Alors, Lucienne Peiry joue également de la confrontation. Mais, de salle en salle, Bach, Alban Berg, Frank Martin, Eugène Ysaÿe ne servent pas à illustrer le rapport de Soutter avec le monde; plutôt à nous plonger dans l’imaginaire troublé de l’artiste.

«L’expression artistique chez Louis Soutter, qu’elle soit musicale ou picturale, est à la fois une détresse et une exaltation», analyse la directrice.

Si les deux expositions lausannoises sont complémentaires, elles relèvent donc de deux approches qui, elles, sont divergentes, sinon concurrentes.

Profusion créatrice

Louis Soutter, art brut ou pas? La question a-t-elle vraiment une importance? L’essentiel est plutôt dans cet invraisemblable déluge d’images qui a traversé vingt années d’une vie. Inventivité et souffrance.

De 1923 à 1930, la période des «cahiers», où Soutter use du dessin comme d’un journal intime. Réseau de lignes, formation de textures, émergence de formes.

Puis de 1930 à 1936, la période dite «maniériste». «L’œuvre prend de l’ampleur, les formats s’agrandissent, et Louis Soutter se déprend des manières conventionnelles encore plus magistralement. Les êtres qu’il peints sont des femmes effrayantes, cauchemardesques, troublantes», constate Lucienne Peiry.

Enfin, dès 1937, cette période des peintures aux doigts, où l’artiste supprime tout intermédiaire entre le support et son propre corps. «Il y a un engagement physique qui est total. Il trempe ses doigts dans de l’encre, dans du vernis, dans du cirage, et avec véhémence, trace des corps humains sur du papier, qui sont presque des ombres», dit Lucienne Peiry, qui parle de «période sublime».

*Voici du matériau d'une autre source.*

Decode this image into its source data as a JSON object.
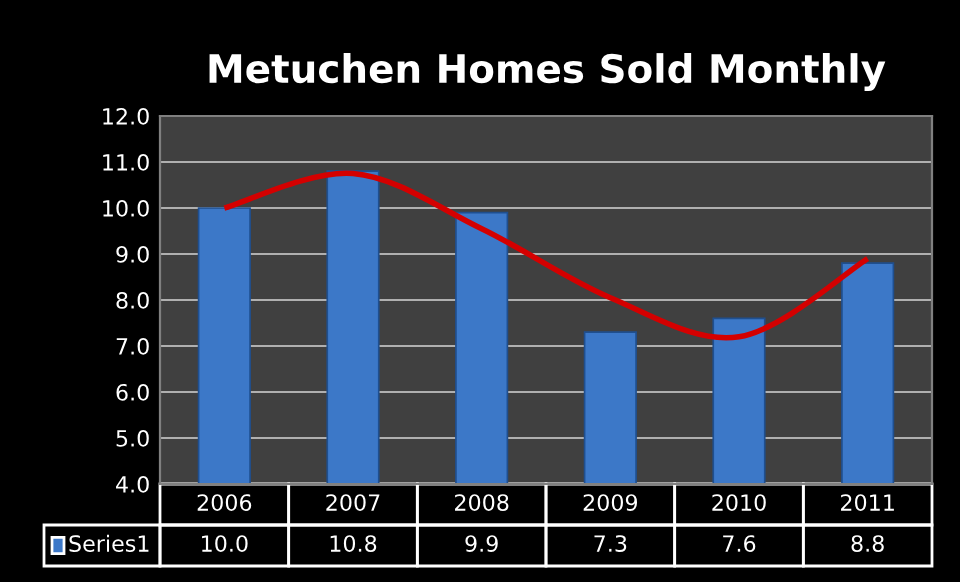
{
  "chart_data": {
    "type": "bar",
    "title": "Metuchen Homes Sold Monthly",
    "categories": [
      "2006",
      "2007",
      "2008",
      "2009",
      "2010",
      "2011"
    ],
    "series": [
      {
        "name": "Series1",
        "color": "#3c78c8",
        "values": [
          10.0,
          10.8,
          9.9,
          7.3,
          7.6,
          8.8
        ],
        "value_labels": [
          "10.0",
          "10.8",
          "9.9",
          "7.3",
          "7.6",
          "8.8"
        ]
      },
      {
        "type": "line",
        "color": "#d40000",
        "values": [
          10.0,
          10.75,
          9.55,
          8.05,
          7.2,
          8.9
        ]
      }
    ],
    "ylim": [
      4,
      12
    ],
    "yticks": [
      {
        "value": 4,
        "label": "4.0"
      },
      {
        "value": 5,
        "label": "5.0"
      },
      {
        "value": 6,
        "label": "6.0"
      },
      {
        "value": 7,
        "label": "7.0"
      },
      {
        "value": 8,
        "label": "8.0"
      },
      {
        "value": 9,
        "label": "9.0"
      },
      {
        "value": 10,
        "label": "10.0"
      },
      {
        "value": 11,
        "label": "11.0"
      },
      {
        "value": 12,
        "label": "12.0"
      }
    ],
    "grid": "y",
    "legend": "bottom left"
  }
}
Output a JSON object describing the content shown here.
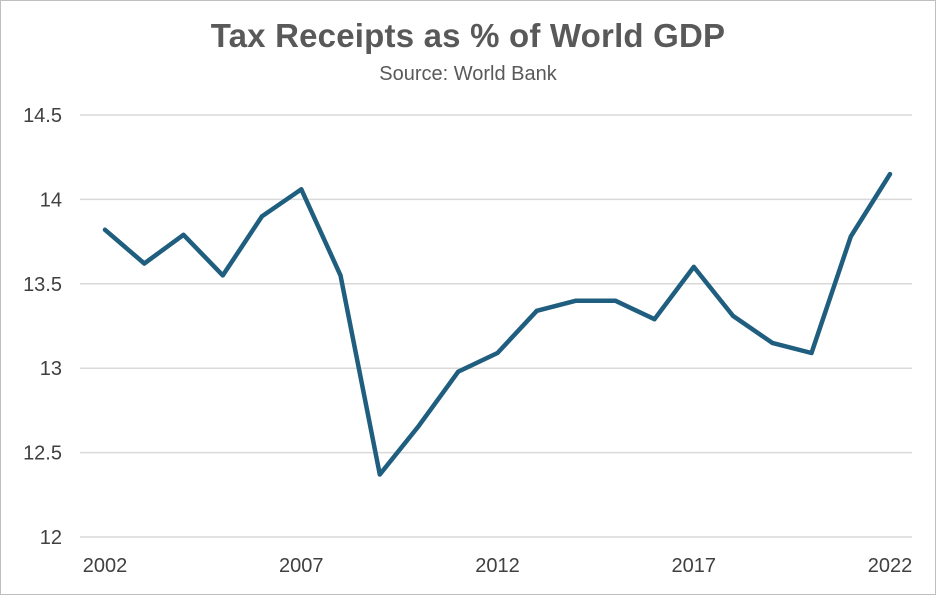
{
  "chart_data": {
    "type": "line",
    "title": "Tax Receipts as % of World GDP",
    "subtitle": "Source: World Bank",
    "xlabel": "",
    "ylabel": "",
    "ylim": [
      12,
      14.5
    ],
    "y_ticks": [
      "12",
      "12.5",
      "13",
      "13.5",
      "14",
      "14.5"
    ],
    "x_ticks": [
      "2002",
      "2007",
      "2012",
      "2017",
      "2022"
    ],
    "grid": true,
    "line_color": "#1f5e7e",
    "x": [
      2002,
      2003,
      2004,
      2005,
      2006,
      2007,
      2008,
      2009,
      2010,
      2011,
      2012,
      2013,
      2014,
      2015,
      2016,
      2017,
      2018,
      2019,
      2020,
      2021,
      2022
    ],
    "series": [
      {
        "values": [
          13.82,
          13.62,
          13.79,
          13.55,
          13.9,
          14.06,
          13.55,
          12.37,
          12.66,
          12.98,
          13.09,
          13.34,
          13.4,
          13.4,
          13.29,
          13.6,
          13.31,
          13.15,
          13.09,
          13.78,
          14.15
        ]
      }
    ]
  }
}
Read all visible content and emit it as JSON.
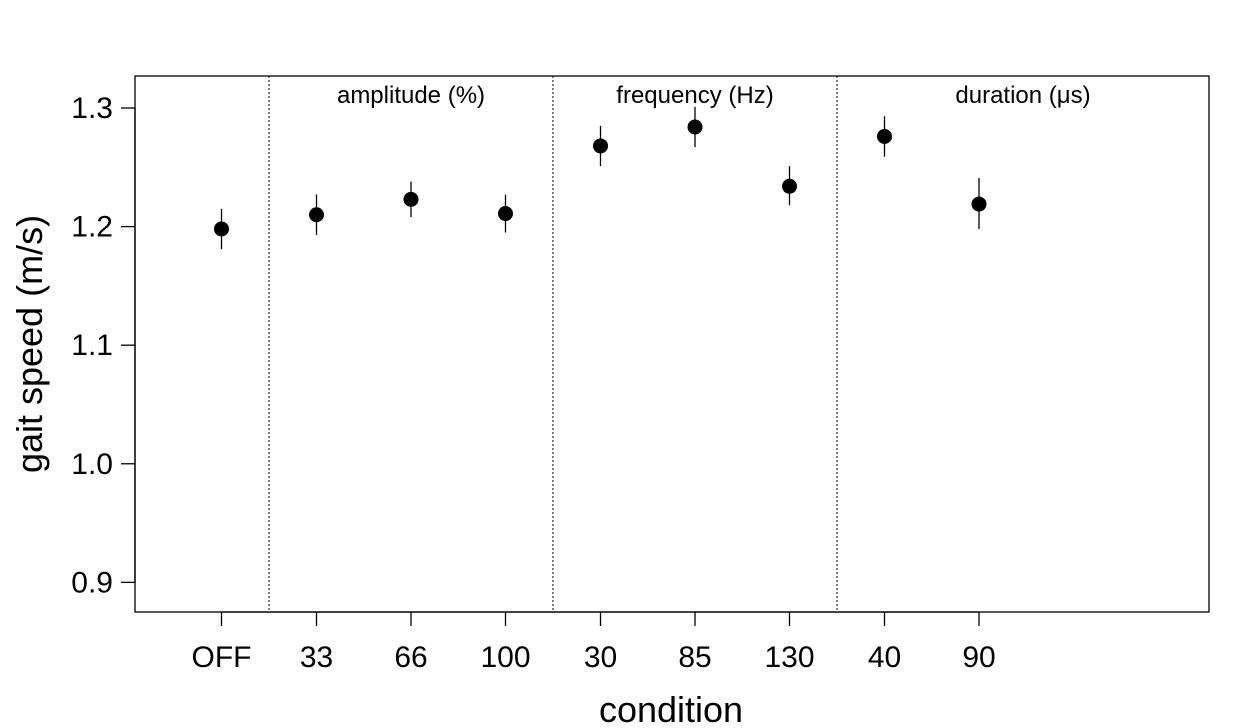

Si tant est que la mort soit sublime. Car la mort est omniprésente dans ces oeuvres, traversées de figures christiques et lugubres. La mort que Louis Soutter pressent, la sienne, mais celle des autres aussi. L’Europe s’apprête à vivre à l’heure du fascisme et du nazisme.

swissinfo, Bernard Léchot

Lausanne: «Louis Soutter et les modernes», Musée cantonal des Beaux-Arts, et «Louis Soutter et la musique», Collection de l’Art Brut, à voir jusqu’au 4 mai.

A noter la publication d’un riche catalogue: «Louis Soutter 1871 – 1942», publié par le Kunstmuseum de Bâle et les deux institutions vaudoises. Avec des textes, notamment, de Hartwig Fischer et Lucienne Peiry, mais également de Michel Thévoz, Le Corbusier, René Auberjonois, Jean Dubuffet, Jean Giono, Jean Starobinski, Paul Nizon.